Kemoterapi ilaçlarının bu nesli, kanser yolunu öldürmek amacıyla, hastanın vücudunu toksinler ile püskürtmek yerine, hedef hücrelerin haydut hücrelere yönlendirilmesine dayanır. Bu tedaviler hastalar için daha az yorucudur ve daha iyi sonuçlar alma eğilimindedir, çünkü ilaç tedavi sırasında hastaya çok fazla zarar vermez. Klinik çalışmalarda, bu ilaç kullanan hastalar yorgunluk, iştahsızlık ve bulantı gibi yan etkiler rapor etmişlerdir.
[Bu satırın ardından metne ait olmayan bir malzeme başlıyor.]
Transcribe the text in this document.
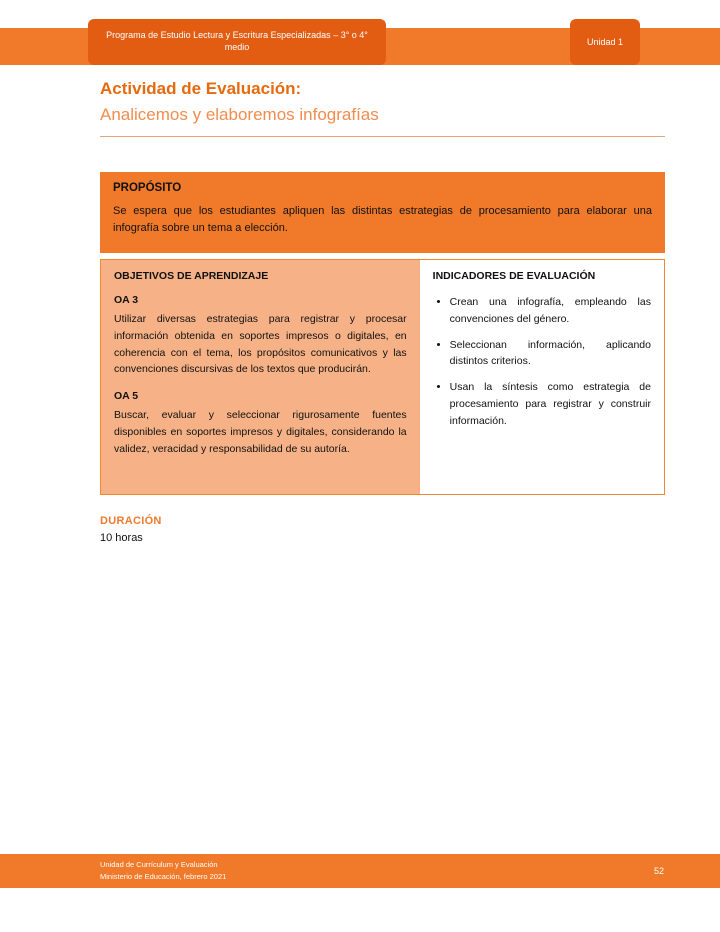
Programa de Estudio Lectura y Escritura Especializadas – 3° o 4° medio	Unidad 1
Actividad de Evaluación:
Analicemos y elaboremos infografías
PROPÓSITO

Se espera que los estudiantes apliquen las distintas estrategias de procesamiento para elaborar una infografía sobre un tema a elección.

OBJETIVOS DE APRENDIZAJE
OA 3

Utilizar diversas estrategias para registrar y procesar información obtenida en soportes impresos o digitales, en coherencia con el tema, los propósitos comunicativos y las convenciones discursivas de los textos que producirán.

OA 5

Buscar, evaluar y seleccionar rigurosamente fuentes disponibles en soportes impresos y digitales, considerando la validez, veracidad y responsabilidad de su autoría.

INDICADORES DE EVALUACIÓN
• Crean una infografía, empleando las convenciones del género.
• Seleccionan información, aplicando distintos criterios.
• Usan la síntesis como estrategia de procesamiento para registrar y construir información.
DURACIÓN

10 horas

Unidad de Currículum y Evaluación
Ministerio de Educación, febrero 2021
52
Diğer kemoterapi ilaçları gibi olaparib de kan hücrelerinin üretimi ile ilgili sorunlara neden olma eğilimindedir; Hücreleri hızla bölen ve büyüyen hücrelere saldırdığı için, vücudun yeni kan hücreleri yapmasını zorlaştırır.

Deneysel ilaçlara erişim ile ilgilenen hastalar, herhangi bir denemenin hastaları kayıt edip etmediğini ve uygun olup olmadıklarını kontrol etmek için klinik deneme veritabanlarını kontrol edebilir. İlaç şirketleri genellikle yandaş hastalığı olmayan hastaları ister; Sadece meme kanseri olan ve parametreleri karşılayan bir hastanın, örneğin, meme kanseri olan diyabetik bir hastaya göre kabul edilme olasılığı daha yüksektir, çünkü diyabet, deneme sonuçlarını bükebilir veya karmaşıklaştırabilir.

Klinik denemeler arttıkça, daha fazla sayıda hasta kaydolabilir ve ilaç şirketleri gelişmekte olan ilaçlara devlet düzenleyicilerinin izniyle izin vererek kullanım konusunda şefkatli bir şekilde erişim sağlayabilir, böylece deneme yönergeleri yerine getirmeyenlerin yanıt vermezse olaparib gibi ilaçları denemelerine izin verebilir diğer tedavilere. Bu fırsatı sunan hastalar, ilaçların ciddi yan etkileri olabileceğinin anlaşılması nedeniyle dozu belirsiz olduğu ve ilaç tam olarak test edilmediği anlaşılır. Ayrıca ilacın işe yaramaması riskini de vardır.